One of the most fascinating things about the Internet is the way it uncovers how many bigots lie in our midst every day. Especially since most of my columns are centered on the tender subjects of race and class, a quick scroll to the bottom of the page here or here or here (nope, it’s not just the philly.com that serves as venue space for digital Klan meetings), and you can see what I’m talking about. It’s not just about your standard differences in opinion; it’s a fundamental belief system that, as the late great Michael Jackson once said, is “too high to get over, and too low to get under.”

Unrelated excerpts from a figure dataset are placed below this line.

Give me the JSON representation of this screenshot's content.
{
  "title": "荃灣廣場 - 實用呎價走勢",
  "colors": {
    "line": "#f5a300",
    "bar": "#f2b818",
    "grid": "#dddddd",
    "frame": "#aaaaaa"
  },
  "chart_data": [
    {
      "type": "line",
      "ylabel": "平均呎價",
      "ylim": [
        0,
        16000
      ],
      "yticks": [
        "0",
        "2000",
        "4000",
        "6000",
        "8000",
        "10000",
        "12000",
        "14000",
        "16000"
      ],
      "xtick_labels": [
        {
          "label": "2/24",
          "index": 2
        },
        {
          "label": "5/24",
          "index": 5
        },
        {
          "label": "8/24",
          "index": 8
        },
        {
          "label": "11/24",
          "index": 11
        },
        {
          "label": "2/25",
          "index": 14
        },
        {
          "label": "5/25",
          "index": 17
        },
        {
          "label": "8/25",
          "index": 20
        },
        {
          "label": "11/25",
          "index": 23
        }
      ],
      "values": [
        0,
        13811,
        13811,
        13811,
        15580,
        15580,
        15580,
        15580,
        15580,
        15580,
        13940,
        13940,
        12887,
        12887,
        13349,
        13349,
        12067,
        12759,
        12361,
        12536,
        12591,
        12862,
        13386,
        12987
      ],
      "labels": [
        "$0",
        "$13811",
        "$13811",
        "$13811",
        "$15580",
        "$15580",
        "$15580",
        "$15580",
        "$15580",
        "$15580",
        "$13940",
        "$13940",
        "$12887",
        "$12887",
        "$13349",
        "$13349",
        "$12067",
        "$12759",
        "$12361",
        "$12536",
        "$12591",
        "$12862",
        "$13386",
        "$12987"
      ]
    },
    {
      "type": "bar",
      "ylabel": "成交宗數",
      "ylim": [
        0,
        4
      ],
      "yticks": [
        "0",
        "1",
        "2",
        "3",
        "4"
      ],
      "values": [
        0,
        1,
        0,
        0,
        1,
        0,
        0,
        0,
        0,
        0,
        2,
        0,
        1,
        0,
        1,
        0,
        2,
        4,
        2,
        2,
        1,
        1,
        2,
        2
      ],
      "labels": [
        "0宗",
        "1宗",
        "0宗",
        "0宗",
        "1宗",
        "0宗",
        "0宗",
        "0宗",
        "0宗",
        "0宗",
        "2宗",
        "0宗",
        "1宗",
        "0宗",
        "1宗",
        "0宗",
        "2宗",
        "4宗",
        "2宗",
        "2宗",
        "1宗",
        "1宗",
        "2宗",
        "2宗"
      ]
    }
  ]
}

The fact that bigotry generally hides in plain sight is one of the reasons LA Clippers owner Donald Sterling is such a fascinating oddity, a walking, talking, living relic of just how staunchly committed a certain type of person can be to their indefensible racism and prejudice. His absurdity was laid bare in his recent interview with CNN’s Anderson Cooper, where he said he was not a racist and that he was with Cooper “to apologize and to ask for forgiveness for all the people” he hurt.
Minutes later: “Here is a man who acts so holy,” he said of Magic Johnson, the man featured in the photo with Sterling’s friend V. Stiviano. “I mean, he made love to every girl in every city in America and he has AIDS.”
AIDS, that Sterling says he “prayed for.” AIDS (though it’s actually HIV) that causes Sterling, the repulsively oblivious racist, to question Johnson’s merit as a businessman … and as a person.
“Is he an example for children? … Is that someone we want to respect and tell our kids about? I think he should be ashamed of himself. I think he should go into the background,” Sterling posited, without a hint of irony or self-awareness. Much of Sterling’s remarks centered on Johnson and the conversations that they had once the story broke, a diversion tactic if I’ve ever seen one.
Hearing the defiance in Sterling’s voice, I could do nothing but sit back and laugh and wonder how anyone, anywhere could think that post-racialism is anything more than a fairy tale and how accustomed we’ve grown as a society to the coded language of hate. So accustomed, in fact, that we prefer it, because we cannot be responsible for the things we don’t hear. When bigotry is subjective, it becomes someone else’s problem, you see.
Sterling’s comments are shocking, for sure, but they’re not altogether surprising. After all, a quick scroll to most “comments” sections on the web (or a quick look in my spam folder — Hey, to Phillymag.com reader Ron Spivak) shows the type of disgusting vitriol that lies in wait, waiting for an opportunity to bubble over, and burn us all.